Nel 2018, nei Centri di permanenza per il rimpatrio (Cpr) di tutta Italia sono transitati 4092 migranti. Gli effettivi rimpatri dall’Italia sono stati 1768 (43% dei trattenuti). In Piemonte, nel Cpr di corso Brunelleschi, il più capiente del Nord Italia con potenziale teorico di 210 posti, gli effettivi rimpatriati sono stati 632 (il 55%) a fronte di 1157 transitati. Questi sono i numeri contenuti nella relazione del dott. Bruno Mellano, garante regionale delle persone detenute o sottoposte a misure restrittive della libertà personale della Regione Piemonte.
Dietro questi numeri ci sono persone. Persone che sono nei Cpr “anche per non aver incontrato sulla propria strada un percorso di inserimento o non aver saputo trovare un lavoro stabile”, precisa il garante Mellano. Analizzando i dati, Bruno Mellano – che è appena stato rinominato garante della Regione Piemonte per i prossimi cinque anni – fa notare che non si tratta di numeri allarmanti.
Qual è lo stato delle cose?
“L’Ufficio del garante si occupa di tutte le fasce delle persone che sono ristrette o limitate nella libertà. Il Cpr è l’ultima evoluzione del Cpt, poi diventato Cie e adesso Centro permanente per il rimpatrio. Al momento, nel Cpr di corso Brunelleschi a Torino, ci sono circa 100 migranti. Nel Cpr ci sono stati incendi e incidenti. È gestito direttamente dal ministero dell’Interno, Prefettura e Questura di Torino con un ente gestore che è la Gepsa, una ditta francese attiva in Italia nella gestione dei centri di immigrazione. Come garante c’è la volontà di essere partecipi di una situazione di tutela dei diritti delle persone, anche di chi nei prossimi giorni o settimane sarà espulso dal nostro paese. Abbiamo in mente un progetto di monitoraggio dei rimpatri forzati. A noi spetta il compito di verificare le condizioni di vita e di permanenza nei centri, di verificare i percorsi di identificazione e di espulsione”.
Analizziamo i numeri?
“Non si tratta di numeri altissimi. Sono alcune migliaia in tutta Italia. Una metà di questi viene espulsa, l’altra metà viene rimessa in libertà sul territorio, in alcuni casi perché non dovrebbero stare nei Cpr. Sappiamo che in questo momento in Italia potrebbero esserci mezzo milione di irregolari. Ma quello dei detenuti o degli espulsi è un fenomeno molto amplificato dal punto di vista dell’informazione e della propaganda: in alcuni casi si tratta di persone che non dovrebbero essere lì o sono lì per un puro caso, per non aver incontrato sulla propria strada un percorso di inserimento o non aver saputo trovare un lavoro stabile. Ci sono persone provenienti da un percorso di delinquenza, ma troviamo anche molti diseredati, senza grossi strumenti culturali e opportunità”.

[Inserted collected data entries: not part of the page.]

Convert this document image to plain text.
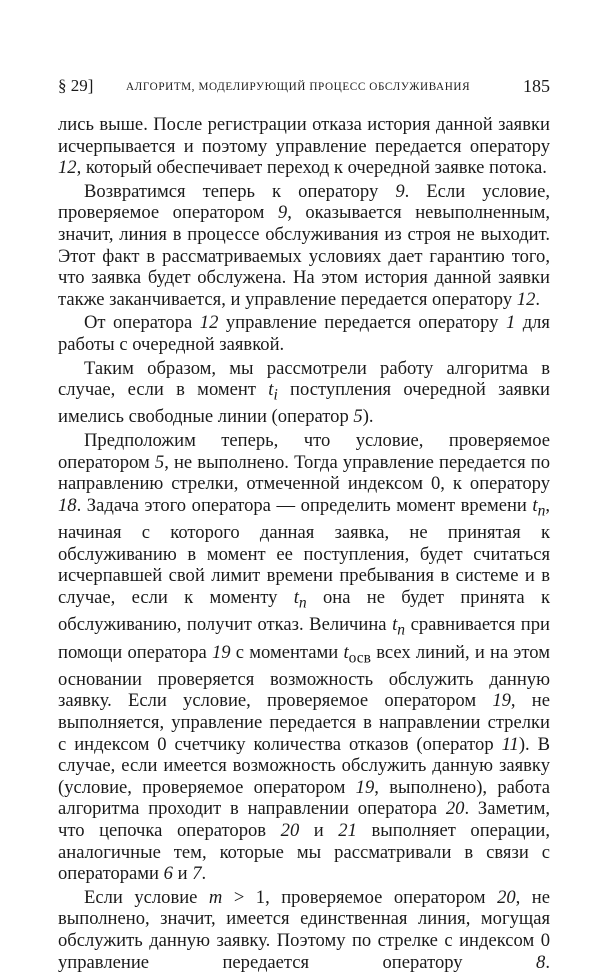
§ 29]	АЛГОРИТМ, МОДЕЛИРУЮЩИЙ ПРОЦЕСС ОБСЛУЖИВАНИЯ	185

лись выше. После регистрации отказа история данной заявки исчерпывается и поэтому управление передается оператору 12, который обеспечивает переход к очередной заявке потока.

Возвратимся теперь к оператору 9. Если условие, проверяемое оператором 9, оказывается невыполненным, значит, линия в процессе обслуживания из строя не выходит. Этот факт в рассматриваемых условиях дает гарантию того, что заявка будет обслужена. На этом история данной заявки также заканчивается, и управление передается оператору 12.

От оператора 12 управление передается оператору 1 для работы с очередной заявкой.

Таким образом, мы рассмотрели работу алгоритма в случае, если в момент $t_i$ поступления очередной заявки имелись свободные линии (оператор 5).

Предположим теперь, что условие, проверяемое оператором 5, не выполнено. Тогда управление передается по направлению стрелки, отмеченной индексом 0, к оператору 18. Задача этого оператора — определить момент времени $t_n$, начиная с которого данная заявка, не принятая к обслуживанию в момент ее поступления, будет считаться исчерпавшей свой лимит времени пребывания в системе и в случае, если к моменту $t_n$ она не будет принята к обслуживанию, получит отказ. Величина $t_n$ сравнивается при помощи оператора 19 с моментами $t_{осв}$ всех линий, и на этом основании проверяется возможность обслужить данную заявку. Если условие, проверяемое оператором 19, не выполняется, управление передается в направлении стрелки с индексом 0 счетчику количества отказов (оператор 11). В случае, если имеется возможность обслужить данную заявку (условие, проверяемое оператором 19, выполнено), работа алгоритма проходит в направлении оператора 20. Заметим, что цепочка операторов 20 и 21 выполняет операции, аналогичные тем, которые мы рассматривали в связи с операторами 6 и 7.

Если условие m > 1, проверяемое оператором 20, не выполнено, значит, имеется единственная линия, могущая обслужить данную заявку. Поэтому по стрелке с индексом 0 управление передается оператору 8.
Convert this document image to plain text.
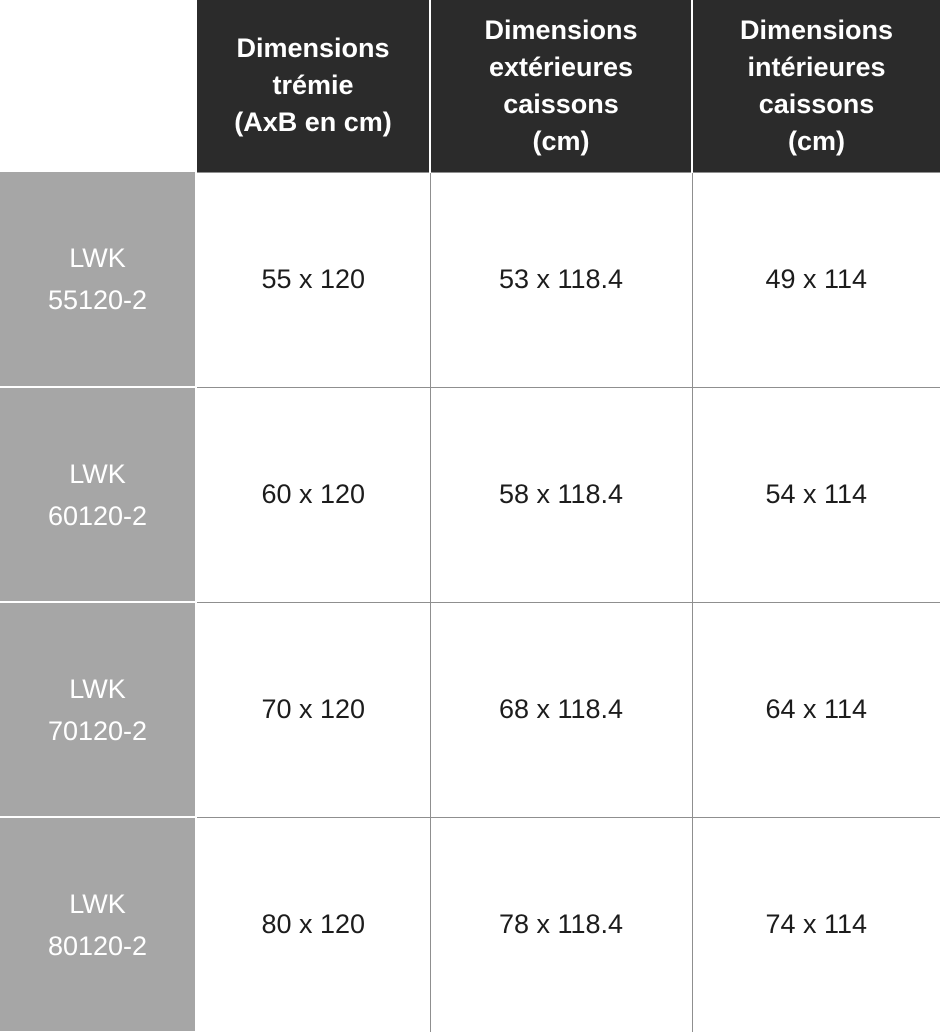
	Dimensions
trémie
(AxB en cm)	Dimensions
extérieures
caissons
(cm)	Dimensions
intérieures
caissons
(cm)

LWK
55120-2	55 x 120	53 x 118.4	49 x 114

LWK
60120-2	60 x 120	58 x 118.4	54 x 114

LWK
70120-2	70 x 120	68 x 118.4	64 x 114

LWK
80120-2	80 x 120	78 x 118.4	74 x 114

Il decreto Sicurezza quali effetti sta producendo?
“Non sono un organismo politico che in questa fase possa esprimere giudizi o pareri di legittimità o opportunità. Il garante nazionale fa riferimento a principi del Consiglio d’Europa e dell’Onu e ha già espresso le sue perplessità: Mauro Palma, lo scorso aprile davanti al presidente della Repubblica in sede di Montecitorio, ha avanzato una serie di critiche legate alla gestione del blocco delle navi e dei porti aperti. Io posso solo verificare qual è la situazione attuale. Prima ancora del decreto Salvini c’erano i decreti Minniti e Orlando che prevedevano, per esempio, la strutturazione nel paese di una serie di Cpr, uno per ogni regione. Dovevano essere più piccoli e adeguati a una accoglienza dignitosa, volta alle procedure di identificazione e di eventualmente espulsione”. Poi, però, non se n’è fatto più nulla.